My roots are in the South, proudly, but they don’t run deep. We moved around a lot when I was younger, attributed mostly to my dad’s knack for speaking his mind from the pulpit. He was beloved by most parishioners but his rallying for peace and justice did not sit well with everyone in the pews. Perhaps feeling like an outsider for much of my childhood motivates me to reach out to others who might feel the same. I will not compare my childhood struggles with those of migrant families that I am only peripherally familiar with; numerous factors that are not a part of my reality—such as socioeconomic differences; discrimination based on ethnicity, culture, and language; trauma related to war and migration; and far too many others—compound the experiences of many agricultural workers living in the margins of our society. But I honor that part of me that yearns for community through the connections I have been lucky to form with farmworker families, health outreach workers, and advocates for worker justice. It is the part of me that wants to stay an hour longer talking with the elderly tobacco worker in his quiet, empty house, and the part of me that wants to talk about the unspoken irony that forms the backbone of our agricultural system: That those who work the land are not given a seat at the table or the freedom to make their own decisions. That too often they live in communities but are not acknowledged as a part of them.
Note: There are an estimated 150,000 migrant and seasonal farmworkers and their families living in North Carolina each year. They are men, women, and children. Some live year-round in North Carolina while others follow the migrant streams to work America’s crops, approximately 85 percent of which are harvested by hand. Some farmworkers hired through permits leave their families behind in their home countries, arriving by bus and then being sent to a farm for the season in a place they may know well or may have never heard of.

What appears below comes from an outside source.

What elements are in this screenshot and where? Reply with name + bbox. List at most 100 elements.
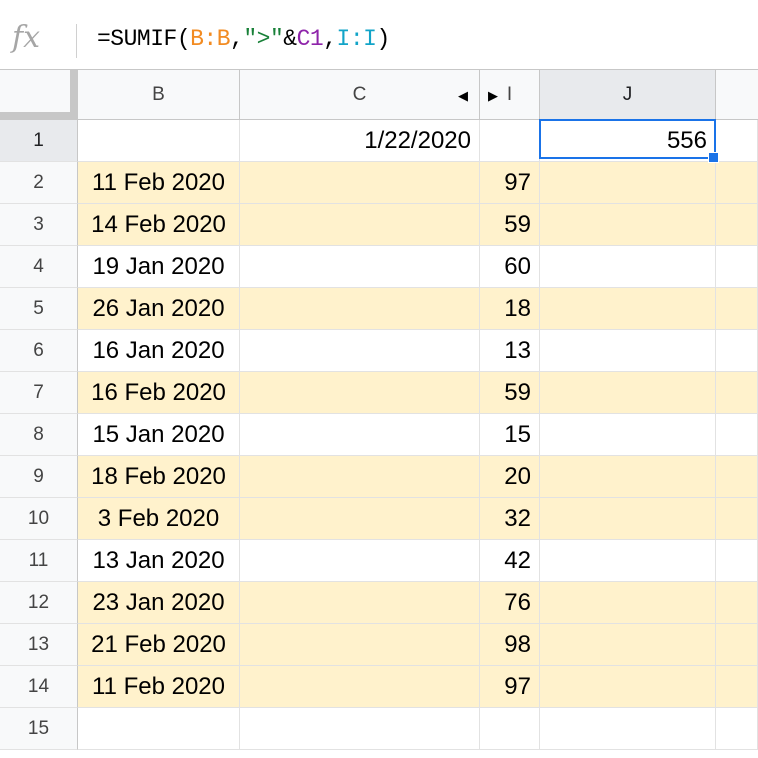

They live in remote barracks-style camps, farmhouses, trailers, or old motels. Homes may be too crowded, or in the case of the man I met long ago, too empty, but it’s important to note there is a wide range of living and working conditions that can vary by employer, crop, and region. Farmworkers, farmworker allies, and some farm employers in North Carolina and across the United States have long recognized the need for outreach to the camps, support for worker empowerment and leadership, and changes in legislation that would raise the standards for working and living conditions and ensure better enforcement of existing worker protections.